EPA, Corps use Clean Water Act to expand authority
August 19, 2014
States could be facing upwards of 100,000 added regulated stream miles as a result of the "Waters of the United States" rule proposed by the Environmental Protection Agency (EPA) and Army Corps of Engineers (Corps). While the agencies continue to claim their proposal does not expand the scope of the Clean Water Act, the National Cattlemen's Beef Association (NCBA), Missouri Cattlemen's Association and Missouri Farm Bureau showcased new interactive maps today, Aug. 14, 2014, at the Missouri State Fair in Sedalia, Mo., that illustrate how the proposal will impact property owners throughout the country.
"The maps highlight just how far the proposed rule would expand federal jurisdiction over waters across the country," said Ashley McDonald, NCBA environmental counsel. "In Missouri alone, nearly 80,000 additional stream miles will be under the regulatory authority of EPA and the Corps. Logic and commonsense tells us that the surrounding land will also be regulated more than ever before. This rule just continues this administration's regulatory rampage and enough is enough. Farmers and ranchers are not confused and are well aware of this administration's blatant attempt to control every drop of water and every piece of private land in this country."

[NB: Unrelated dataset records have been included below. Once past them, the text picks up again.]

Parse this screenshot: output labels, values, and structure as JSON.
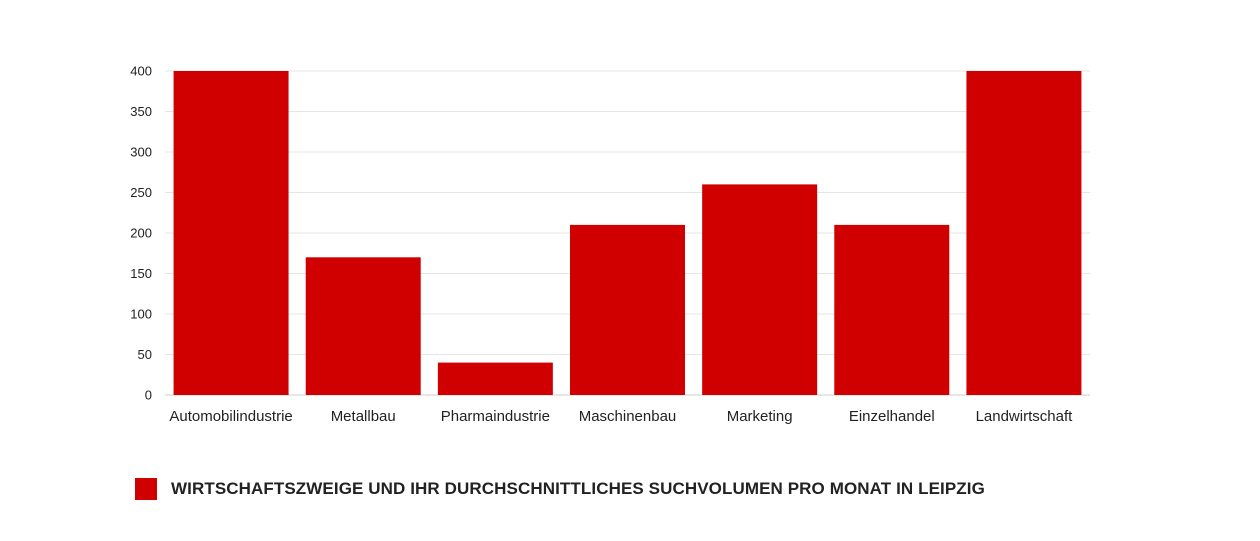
{
  "chart_data": {
    "type": "bar",
    "categories": [
      "Automobilindustrie",
      "Metallbau",
      "Pharmaindustrie",
      "Maschinenbau",
      "Marketing",
      "Einzelhandel",
      "Landwirtschaft"
    ],
    "series": [
      {
        "name": "WIRTSCHAFTSZWEIGE UND IHR DURCHSCHNITTLICHES SUCHVOLUMEN PRO MONAT IN LEIPZIG",
        "values": [
          400,
          170,
          40,
          210,
          260,
          210,
          400
        ]
      }
    ],
    "yticks": [
      "0",
      "50",
      "100",
      "150",
      "200",
      "250",
      "300",
      "350",
      "400"
    ],
    "ylim": [
      0,
      400
    ],
    "grid": true,
    "legend_position": "bottom-left",
    "colors": {
      "bar": "#d10000",
      "grid": "#e6e6e6",
      "baseline": "#cccccc"
    }
  }
}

The proposal goes as far to include ditches in the definition of a tributary. McDonald said any activity near a jurisdictional ditch will now require a federal permit and as a result, many farmers and ranchers will need to acquire permits for routine land use activities.
"Instead of providing the clarity that so many people have asked for, the agencies have instead proposed a rule that muddies the water even further through their clever use of ambiguous and vague terminology," said McDonald. "Their actions have only created more questions for farmers and ranchers. The agency's proposed rule adds more layers of government bureaucracy and red tape and amounts to nothing more than a pervasive invasion of private property rights."
NCBA is working with a multi-industry coalition to ensure private property rights are protected. If this proposed rule is not withdrawn, according to McDonald, family farmers and ranchers will find themselves at the "mercy of the regulatory whims of the federal government."